You might have heard the saying that we still know less about the deep sea than about the surface of the moon. While I can neither confirm nor deny this, I am pretty sure that what we don’t know about the deep sea could fill a library or three. And isn’t that fascinating? A whole new world on our own planet yet to explore. So, being in a submarine at the bottom of the sea is probably the closest one can get to explore new planets without the need for very much in the realm of sci-fi technologies like faster-than-light travel or years of transiting – which does not lessen the experience in any way. On the contrary, the transit alone, a passing from clear blue surface water to darkness filled with fireworks of bioluminescence, is unforgettable.
Being at the seafloor definitely feels surreal for me – it is hard to grasp that I actually am in this hidden world, which I knew till then only from videos and pictures and the Riftia tubeworms which were brought up and which are my focus of study. These organisms are indeed peculiar: Despite belonging to the kingdom of animals, they do not leave their tubes once they settled down as a larva. This means that they stay on the same spot during their entire life. And they do not possess a mouth or guts. Instead, they live in symbiosis with a species of bacteria in their body cavity that provides them with nutrients. These bacteria use a process very similar to photosynthesis in plants to make these nutrients – the main difference being that they of course cannot use light energy in the eternal darkness (or at least almost eternal, unless curious researchers deploy a submarine with floodlights) of the deep sea.
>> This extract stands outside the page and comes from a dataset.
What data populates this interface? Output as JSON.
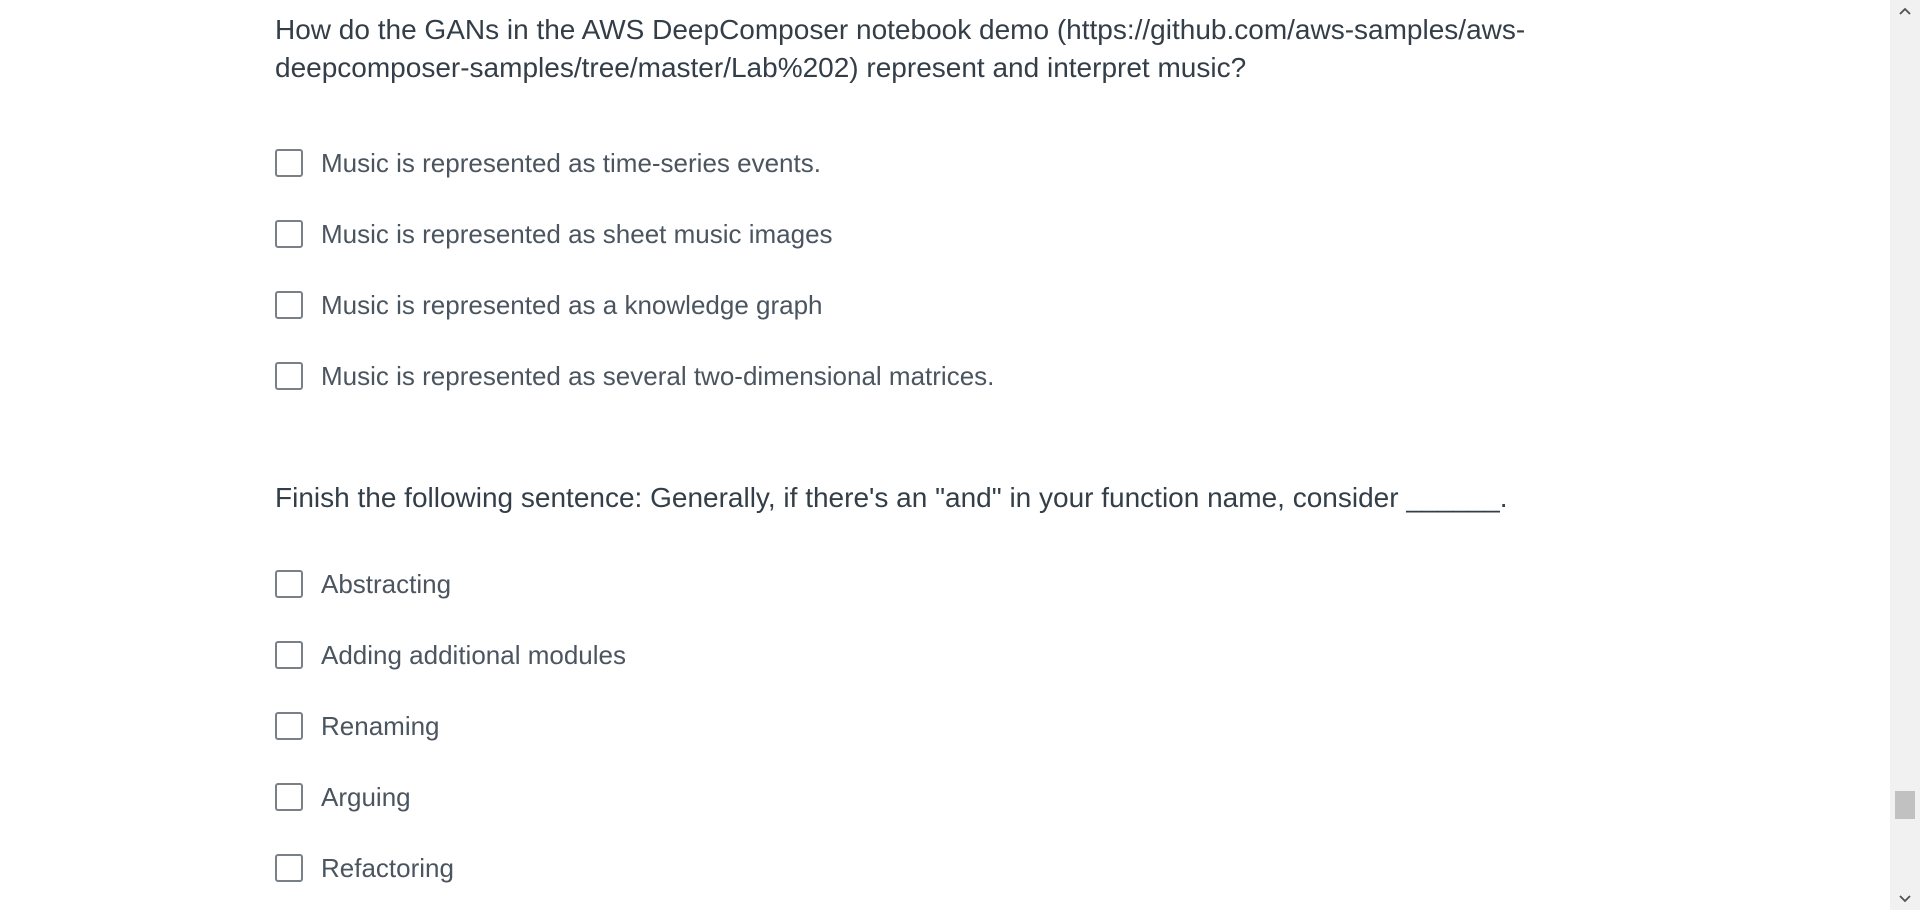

Instead, their energy source is a chemical reaction, the oxidation of reduced sulfur compounds, like hydrogen sulfide, which many of us know from the smell of rotten eggs. These reduced sulfur compounds are brought up with warm vent water from below the seafloor. The tubeworm itself takes up the chemicals needed by the symbionts and for itself, like oxygen, via a special organ, the plume. This ‘breathing’ organ is the only part of the animal that is visible outside the tube. Its bright red and feathery softness pose a stark contrast against the parchment-like white of the plume and the black and grey of the surrounding basalt. And, if for example a hungry crab (or an Alvin manipulator) touches the plume, the worm retracts it with astonishing speed, so that nothing of the actual animal is sticking out of the tube anymore. But normally, the worms just sit peacefully in their tubes in assemblages of various sizes, taking up chemicals for their symbionts.
A lone octopus is casually passing by – there is an octopus during almost every dive, Stefan Sievert says, who is, together with the Pilot Jefferson Grau, in the sub on the seafloor with me. Of course, as in our own world, not all is harmony and peace in the deep sea. Directly in front of me, a crab is ripping out pieces of a cracked-open mussel. Bad for the mussel, good for the crab, I suppose.
While munching on a peanut butter-jelly sandwich myself (all the needs of its human occupants are thought through and provided for in Alvin), I get to admire a huge black smoker through my starboard viewport. Extremely hot water of about 300 °C and higher comes out of several openings in huge grey to black fumes. These hot vents are, in contrast to the lukewarm ones were the Riftia worms settle, largely the realm of microbes, though even they can’t cope with the extremely hot black smoker fluids. But even at the warm vents, microbes, invisible to the naked eye, rule the world.
As our dive is dedicated to science, the pilot Jefferson is busy with steering the sub to different sampling sites and with the sampling itself, while Stefan is deciding where to take which samples and, together with me, recording the dive on video as well as a dive log. It is amazing to watch how delicately the quite large and powerful Alvin manipulators can be used to measure the temperature and take water samples, or to drape the long and somewhat unwieldy hose of a pump around a Riftia to make the pump nozzle stay in place, or to pick up colonizers which are used to grow and sample deep-sea bacteria.
We obtain samples and environmental parameters at several places of interest during the dive. These will be needed for the multitude of projects the researches onboard our research vessel Atlantis are involved, and which are all aimed to shed more light on this world, which is only separated by two and a half kilometers of water from our own. At the end of the day (a compressed travelling to a new world indeed!) we drop the weights on Alvin and move up again, with new data and samples and, of course, a multitude of impressions to process.
My gratitude and thanks goes to all the people who make these truly inestimable studies and gain of knowledge possible for us.